On the present record, we are unable to review the bankruptcy court's determination that appellants actually used the Harvestore System. In their complaint to the bankruptcy court concerning the status of the lease agreements, appellants stated that the equipment was necessary for the continuing operation of their dairy enterprise. At the later bankruptcy hearing, however, appellant Gary Thompson conceded that he had used the equipment but that its use was not "totally" necessary because he owned other machines that he could have substituted for much of the equipment. He contended that the Harvestore System was unsatisfactory and that animal nutritionists had told him that the equipment was detrimental to the health of livestock.
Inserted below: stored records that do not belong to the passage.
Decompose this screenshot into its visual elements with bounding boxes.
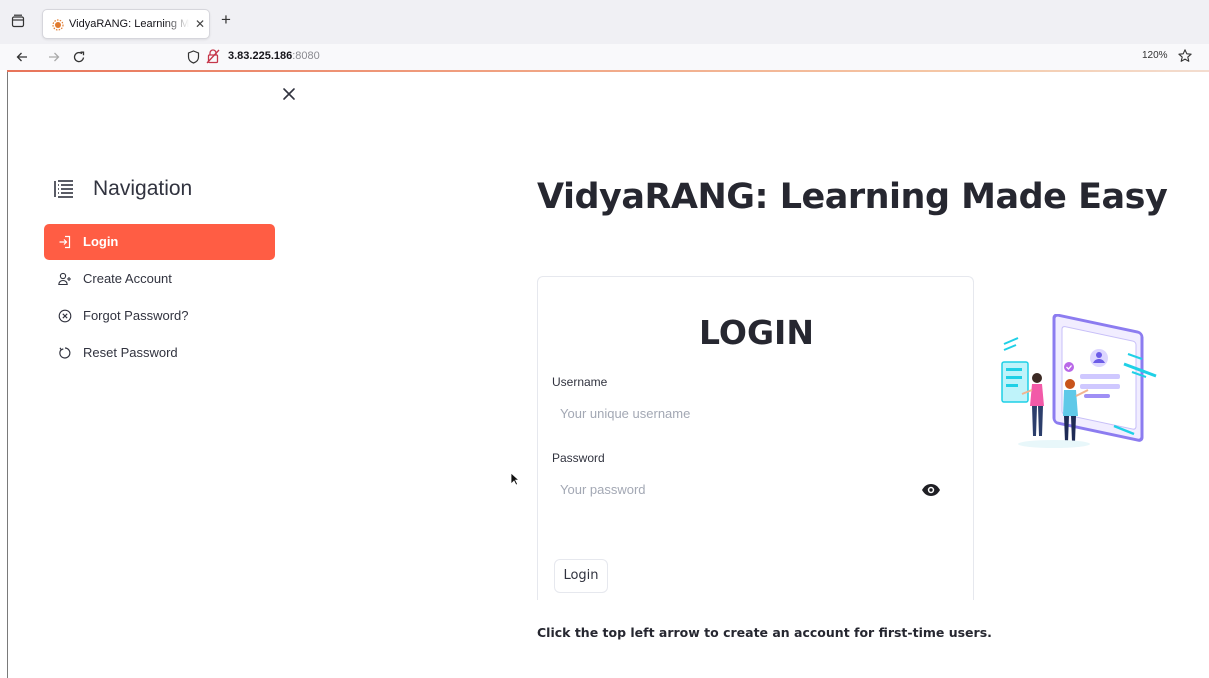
username-input[interactable]: [552, 395, 960, 431]
browser-tab[interactable]: VidyaRANG: Learning Made Easy ✕: [42, 9, 210, 39]
url-text: 3.83.225.186:8080: [228, 50, 320, 62]
list-icon: [54, 180, 73, 198]
close-sidebar-icon[interactable]: [281, 86, 297, 102]
login-form: LOGIN Username Password Login: [537, 276, 974, 600]
password-label: Password: [552, 451, 605, 465]
form-heading: LOGIN: [699, 313, 814, 352]
sidebar-item-label: Create Account: [83, 271, 172, 286]
reload-icon[interactable]: [71, 49, 87, 65]
browser-nav-bar: 3.83.225.186:8080 120%: [0, 44, 1209, 70]
sidebar-menu: Login Create Account Forgot Password? Re…: [44, 224, 275, 372]
forward-arrow-icon[interactable]: [46, 49, 62, 65]
x-circle-icon: [58, 309, 72, 323]
star-icon[interactable]: [1177, 48, 1193, 64]
lock-warning-icon[interactable]: [206, 49, 220, 64]
sidebar-item-login[interactable]: Login: [44, 224, 275, 260]
login-illustration: [1001, 314, 1157, 448]
favicon-icon: [52, 19, 64, 31]
person-add-icon: [58, 272, 71, 286]
page-load-bar: [7, 70, 1209, 72]
sidebar-item-label: Login: [83, 234, 119, 249]
sidebar-item-create-account[interactable]: Create Account: [44, 261, 275, 297]
reset-icon: [59, 347, 71, 359]
zoom-level[interactable]: 120%: [1142, 50, 1168, 61]
login-icon: [59, 235, 71, 249]
sidebar-item-label: Forgot Password?: [83, 308, 189, 323]
sidebar-item-label: Reset Password: [83, 345, 178, 360]
sidebar-item-reset-password[interactable]: Reset Password: [44, 335, 275, 371]
page-title: VidyaRANG: Learning Made Easy: [537, 177, 1168, 217]
close-icon[interactable]: ✕: [193, 17, 207, 31]
password-input[interactable]: [552, 471, 960, 507]
eye-icon[interactable]: [921, 483, 941, 497]
shield-icon[interactable]: [187, 50, 200, 64]
plus-icon[interactable]: +: [219, 11, 233, 28]
username-label: Username: [552, 375, 608, 389]
mouse-cursor-icon: [510, 472, 520, 486]
hint-text: Click the top left arrow to create an ac…: [537, 625, 992, 640]
browser-tab-bar: VidyaRANG: Learning Made Easy ✕ +: [0, 0, 1209, 44]
back-arrow-icon[interactable]: [14, 49, 30, 65]
login-button[interactable]: Login: [554, 559, 608, 593]
url-bar[interactable]: 3.83.225.186:8080: [183, 48, 483, 66]
url-host: 3.83.225.186: [228, 50, 293, 62]
window-edge: [7, 72, 8, 678]
tab-list-icon[interactable]: [11, 14, 25, 28]
tab-title: VidyaRANG: Learning Made Easy: [69, 18, 189, 30]
sidebar-title: Navigation: [93, 177, 193, 200]
url-port: :8080: [292, 50, 320, 62]
sidebar-item-forgot-password[interactable]: Forgot Password?: [44, 298, 275, 334]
Because the bankruptcy court made no factual findings on whether the Thompsons indeed fully used the equipment, but instead reached the ultimate legal conclusion that the periodic rental payments were recoverable administrative expenses, we remand the case to that court so that it may make those findings in the first instance.
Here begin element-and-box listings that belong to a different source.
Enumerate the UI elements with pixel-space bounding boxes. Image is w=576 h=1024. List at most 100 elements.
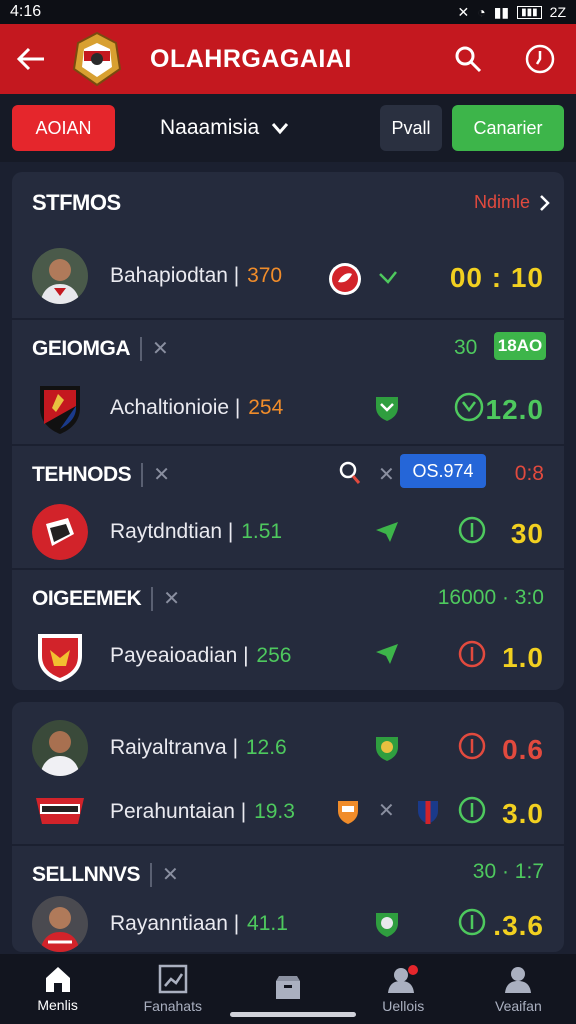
- club-crest: [32, 628, 88, 684]
- shield-icon: [376, 397, 398, 421]
- section-title: OIGEEMEK ✕: [32, 586, 180, 611]
- dropdown[interactable]: Naaamisia: [160, 112, 289, 144]
- match-row[interactable]: Perahuntaian | 19.3 ✕ 3.0: [12, 778, 564, 840]
- section-value: 16000 · 3:0: [437, 586, 544, 609]
- status-badge: 18AO: [494, 332, 546, 360]
- match-row[interactable]: Raiyaltranva | 12.6 0.6: [12, 714, 564, 776]
- close-icon: ✕: [153, 464, 170, 486]
- card-header: STFMOS Ndimle: [12, 172, 564, 234]
- users-icon: [388, 965, 419, 993]
- player-avatar: [32, 896, 88, 952]
- match-row[interactable]: Rayanntiaan | 41.1 .3.6: [12, 890, 564, 952]
- inbox-icon: [276, 976, 300, 999]
- nav-stats[interactable]: Fanahats: [115, 954, 230, 1024]
- emblem-logo: [62, 28, 132, 90]
- nav-label: Uellois: [382, 998, 425, 1014]
- team-name: Raiyaltranva | 12.6: [110, 736, 287, 759]
- close-icon: ✕: [162, 864, 179, 886]
- clock-icon: [525, 44, 555, 74]
- arrow-left-icon: [16, 47, 44, 71]
- filter-dark-button[interactable]: Pvall: [380, 105, 442, 151]
- signal-icon: ▮▮: [493, 3, 510, 20]
- home-indicator: [230, 1012, 356, 1017]
- club-logo-icon: [329, 263, 361, 295]
- card-title: STFMOS: [32, 190, 121, 215]
- club-logo-icon: [376, 913, 398, 937]
- arrow-icon: [376, 522, 398, 542]
- match-score: 12.0: [485, 394, 544, 425]
- arrow-icon: [376, 644, 398, 664]
- club-crest: [32, 784, 88, 840]
- app-bar: OLAHRGAGAIAI: [0, 24, 576, 94]
- see-more-link[interactable]: Ndimle: [474, 192, 550, 213]
- filter-red-button[interactable]: AOIAN: [12, 105, 115, 151]
- player-avatar: [32, 720, 88, 776]
- close-icon: ✕: [152, 338, 169, 360]
- live-icon: [458, 516, 486, 544]
- match-score: 0.6: [502, 734, 544, 765]
- chart-icon: [158, 964, 188, 994]
- close-icon[interactable]: ✕: [378, 798, 395, 823]
- profile-icon: [505, 967, 532, 993]
- live-icon: [458, 908, 486, 936]
- live-icon: [454, 392, 484, 422]
- match-row[interactable]: Payeaioadian | 256 1.0: [12, 622, 564, 684]
- search-icon: [455, 46, 482, 73]
- club-logo-icon: [376, 737, 398, 761]
- app-title: OLAHRGAGAIAI: [150, 44, 352, 73]
- team-name: Perahuntaian | 19.3: [110, 800, 295, 823]
- nav-users[interactable]: Uellois: [346, 954, 461, 1024]
- match-score: 00 : 10: [449, 262, 544, 293]
- dropdown-label: Naaamisia: [160, 116, 260, 139]
- close-icon[interactable]: ✕: [378, 462, 395, 487]
- match-score: 1.0: [502, 642, 544, 673]
- back-button[interactable]: [0, 24, 62, 94]
- match-row[interactable]: Raytdndtian | 1.51 30: [12, 498, 564, 560]
- club-logo-icon: [338, 801, 358, 824]
- status-icons: ✕ ◔ ▮▮ ▮▮▮ 2Z: [458, 4, 566, 21]
- see-more-label: Ndimle: [473, 192, 530, 212]
- live-icon: [458, 640, 486, 668]
- search-button[interactable]: [432, 24, 504, 94]
- match-score: .3.6: [493, 910, 544, 941]
- nav-label: Menlis: [37, 997, 78, 1013]
- odds-badge[interactable]: OS.974: [400, 454, 486, 488]
- nav-home[interactable]: Menlis: [0, 954, 115, 1024]
- team-name: Payeaioadian | 256: [110, 644, 292, 667]
- match-score: 30: [510, 518, 544, 549]
- section-value: 30: [454, 336, 478, 359]
- section-title: TEHNODS ✕: [32, 462, 170, 487]
- filter-row: AOIAN Naaamisia Pvall Canarier: [0, 94, 576, 162]
- matches-card: STFMOS Ndimle Bahapiodtan | 370 00 : 10 …: [12, 172, 564, 690]
- check-icon: [379, 271, 397, 284]
- team-name: Rayanntiaan | 41.1: [110, 912, 288, 935]
- nav-profile[interactable]: Veaifan: [461, 954, 576, 1024]
- mute-icon: ✕: [457, 3, 470, 20]
- battery-icon: ▮▮▮: [517, 5, 542, 19]
- player-avatar: [32, 248, 88, 304]
- section-value: 30 · 1:7: [472, 860, 544, 883]
- nav-label: Fanahats: [143, 998, 202, 1014]
- team-name: Bahapiodtan | 370: [110, 264, 283, 287]
- wifi-icon: ◔: [477, 4, 486, 20]
- match-row[interactable]: Achaltionioie | 254 12.0: [12, 374, 564, 436]
- chevron-down-icon: [272, 123, 289, 135]
- team-name: Raytdndtian | 1.51: [110, 520, 283, 543]
- chevron-right-icon: [540, 194, 550, 211]
- team-name: Achaltionioie | 254: [110, 396, 284, 419]
- live-icon: [458, 796, 486, 824]
- section-value: 0:8: [514, 462, 544, 485]
- section-title: GEIOMGA ✕: [32, 336, 169, 361]
- home-icon: [45, 967, 70, 992]
- section-title: SELLNNVS ✕: [32, 862, 179, 887]
- match-score: 3.0: [502, 798, 544, 829]
- club-crest: [32, 504, 88, 560]
- club-logo-icon: [418, 801, 438, 824]
- status-time: 4:16: [10, 3, 42, 20]
- club-crest: [32, 380, 88, 436]
- close-icon: ✕: [163, 588, 180, 610]
- match-row[interactable]: Bahapiodtan | 370 00 : 10: [12, 242, 564, 304]
- clock-button[interactable]: [504, 24, 576, 94]
- filter-green-button[interactable]: Canarier: [452, 105, 564, 151]
- section-header: GEIOMGA ✕ 30 18AO: [12, 320, 564, 382]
Appellants next contend that, if the payments are recoverable administrative expenses, the bankruptcy court erred in computing the amount owed to respondents. They argue that the amount due is the reasonable value of the use of the equipment, as determined by the value of the benefit the equipment conferred upon the estate. The bankruptcy court ruled that appellants were obligated to pay the amounts due under the four leases from the date appellants filed for bankruptcy through the date they rejected the leases. There is some indication in the record that the bankruptcy judge so ruled on the assumption that the stipulated rental amount necessarily controlled the determination of rental value in the award of an administrative expense; if that was his assumption, it was erroneous. As we are uncertain what standard the bankruptcy judge applied, and as the factual record is not well developed in any event, we remand for further proceedings on this aspect of the case as well.
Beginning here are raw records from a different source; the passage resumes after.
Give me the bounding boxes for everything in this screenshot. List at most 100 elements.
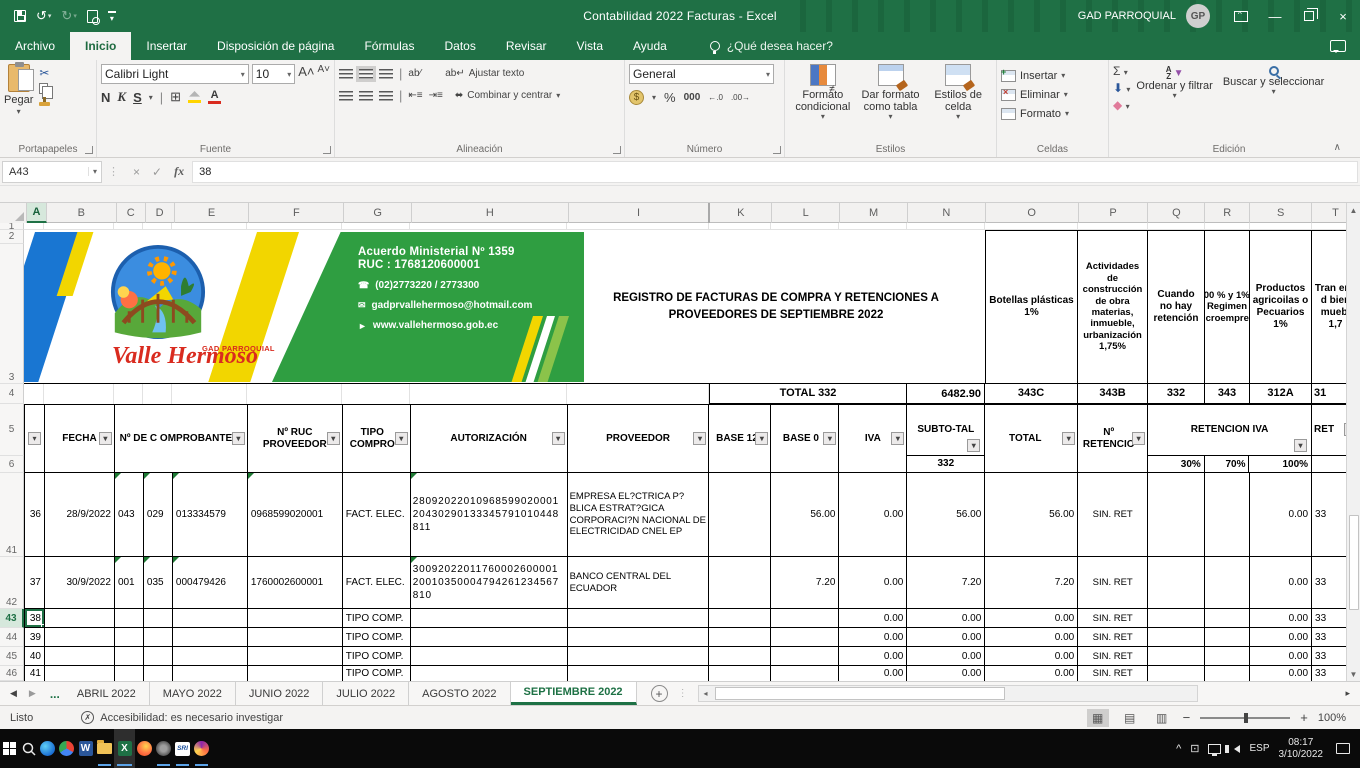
scroll-down-button[interactable]: ▼ (1347, 667, 1360, 681)
sheet-next-button[interactable]: ▶ (29, 688, 36, 699)
page-layout-view-button[interactable]: ▤ (1119, 709, 1141, 727)
redo-dropdown-icon[interactable]: ▾ (73, 12, 77, 20)
minimize-button[interactable]: — (1258, 0, 1292, 32)
column-header-P[interactable]: P (1079, 203, 1149, 223)
font-family-dropdown-icon[interactable]: ▾ (237, 70, 245, 79)
report-title[interactable]: REGISTRO DE FACTURAS DE COMPRA Y RETENCI… (567, 230, 985, 384)
cell-D42[interactable]: 035 (144, 557, 173, 608)
cell-M45-iva[interactable]: 0.00 (839, 647, 907, 665)
header-num-retencion[interactable]: Nº RETENCIO▾ (1078, 405, 1148, 472)
cell-A44[interactable]: 39 (25, 628, 45, 646)
decrease-indent-button[interactable]: ⇤≡ (408, 90, 422, 101)
alignment-dialog-launcher[interactable] (613, 146, 621, 154)
taskbar-sri[interactable]: SRI (173, 729, 192, 768)
cell-D43[interactable] (144, 609, 173, 627)
column-header-E[interactable]: E (175, 203, 250, 223)
cell-H45[interactable] (411, 647, 568, 665)
column-header-R[interactable]: R (1205, 203, 1250, 223)
filter-total-button[interactable]: ▾ (1062, 432, 1075, 445)
header-100pct[interactable]: 100% (1249, 456, 1311, 472)
taskbar-word[interactable]: W (76, 729, 95, 768)
filter-comprobante-button[interactable]: ▾ (232, 432, 245, 445)
column-header-S[interactable]: S (1250, 203, 1312, 223)
column-header-C[interactable]: C (117, 203, 146, 223)
cell-C45[interactable] (115, 647, 144, 665)
column-header-D[interactable]: D (146, 203, 175, 223)
restore-button[interactable] (1292, 0, 1326, 32)
column-header-L[interactable]: L (772, 203, 840, 223)
align-middle-button[interactable] (359, 69, 373, 79)
sheet-tab-abril[interactable]: ABRIL 2022 (64, 682, 150, 705)
align-right-button[interactable] (379, 91, 393, 101)
cell-N46-subtotal[interactable]: 0.00 (907, 666, 985, 681)
cell-M46-iva[interactable]: 0.00 (839, 666, 907, 681)
tab-inicio[interactable]: Inicio (70, 32, 131, 60)
tab-revisar[interactable]: Revisar (491, 32, 562, 60)
save-button[interactable] (14, 10, 26, 22)
header-ruc-proveedor[interactable]: Nº RUC PROVEEDOR▾ (248, 405, 343, 472)
code-343[interactable]: 343 (1205, 384, 1250, 404)
align-left-button[interactable] (339, 91, 353, 101)
cell-B44[interactable] (45, 628, 115, 646)
cell-L45[interactable] (771, 647, 839, 665)
close-button[interactable]: × (1326, 0, 1360, 32)
cell-G43-tipo[interactable]: TIPO COMP. (343, 609, 411, 627)
clear-button[interactable]: ◆ ▾ (1113, 98, 1130, 112)
ribbon-display-options-button[interactable] (1224, 0, 1258, 32)
format-painter-button[interactable] (39, 102, 50, 106)
filter-proveedor-button[interactable]: ▾ (693, 432, 706, 445)
scroll-up-button[interactable]: ▲ (1347, 203, 1360, 217)
cell-G42-tipo[interactable]: FACT. ELEC. (343, 557, 411, 608)
column-header-H[interactable]: H (412, 203, 569, 223)
zoom-slider[interactable] (1200, 717, 1290, 719)
row-header-43[interactable]: 43 (0, 609, 24, 628)
header-iva[interactable]: IVA▾ (839, 405, 907, 472)
filter-fecha-button[interactable]: ▾ (99, 432, 112, 445)
cell-C46[interactable] (115, 666, 144, 681)
collapse-ribbon-button[interactable]: ∧ (1334, 142, 1341, 153)
align-top-button[interactable] (339, 69, 353, 79)
conditional-formatting-button[interactable]: Formato condicional▾ (789, 64, 857, 141)
start-button[interactable] (0, 729, 19, 768)
cell-Q44[interactable] (1148, 628, 1205, 646)
column-header-K[interactable]: K (710, 203, 772, 223)
accessibility-checker[interactable]: ✗Accesibilidad: es necesario investigar (81, 711, 283, 724)
sheet-tab-julio[interactable]: JULIO 2022 (323, 682, 409, 705)
account-name[interactable]: GAD PARROQUIAL (1078, 10, 1176, 22)
cell-M43-iva[interactable]: 0.00 (839, 609, 907, 627)
cell-G41-tipo[interactable]: FACT. ELEC. (343, 473, 411, 556)
zoom-slider-thumb[interactable] (1244, 713, 1248, 723)
cell-G44-tipo[interactable]: TIPO COMP. (343, 628, 411, 646)
clipboard-dialog-launcher[interactable] (85, 146, 93, 154)
filter-base12-button[interactable]: ▾ (755, 432, 768, 445)
header-fecha[interactable]: FECHA▾ (45, 405, 115, 472)
cell-N44-subtotal[interactable]: 0.00 (907, 628, 985, 646)
speaker-icon[interactable] (1230, 745, 1240, 753)
row-header-5[interactable]: 5 (0, 404, 24, 456)
cell-S42[interactable]: 0.00 (1250, 557, 1312, 608)
pen-tray-icon[interactable]: ⊡ (1190, 742, 1199, 755)
sheet-tab-junio[interactable]: JUNIO 2022 (236, 682, 324, 705)
column-header-B[interactable]: B (47, 203, 117, 223)
notification-center-button[interactable] (1336, 743, 1350, 754)
column-header-I[interactable]: I (569, 203, 711, 223)
network-icon[interactable] (1208, 744, 1221, 754)
tab-archivo[interactable]: Archivo (0, 32, 70, 60)
cell-P43-retencion[interactable]: SIN. RET (1078, 609, 1148, 627)
normal-view-button[interactable]: ▦ (1087, 709, 1109, 727)
cell-I42-proveedor[interactable]: BANCO CENTRAL DEL ECUADOR (568, 557, 710, 608)
cell-R41[interactable] (1205, 473, 1250, 556)
cell-R44[interactable] (1205, 628, 1250, 646)
add-sheet-button[interactable]: + (651, 685, 668, 702)
find-select-button[interactable]: Buscar y seleccionar ▾ (1223, 66, 1325, 141)
cell-A43-selected[interactable]: 38 (25, 609, 45, 627)
autosum-button[interactable]: Σ ▾ (1113, 64, 1130, 78)
cell-K41-base12[interactable] (709, 473, 771, 556)
cell-P41-retencion[interactable]: SIN. RET (1078, 473, 1148, 556)
cell-R46[interactable] (1205, 666, 1250, 681)
cell-F42-ruc[interactable]: 1760002600001 (248, 557, 343, 608)
row-header-45[interactable]: 45 (0, 647, 24, 666)
header-total[interactable]: TOTAL▾ (985, 405, 1078, 472)
cell-R42[interactable] (1205, 557, 1250, 608)
cell-C41[interactable]: 043 (115, 473, 144, 556)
When a lease is ultimately rejected but its interim continuance was an actual and necessary cost and expense of the estate, the allowable administrative expense is valued not according to the terms of the lease, but cf. Mathews v. Butte Machinery Co., 286 F. 801, 805-06 (9th Cir.1923); Dayton Hydraulic Co. v. Felsenthall, 116 F. 961, 966, 969 (6th Cir.1902), but under an objective worth standard that measures the fair and reasonable value of the lease. In re Cochise College Park, Inc., 703 F.2d at 1354 n. 17; In re Fredrick Meats, Inc., 483 F.2d 951, 952 (9th Cir.1973) (per curiam); In re First Research Corp., 457 F.2d 331, 333 (5th Cir.1972) (per curiam).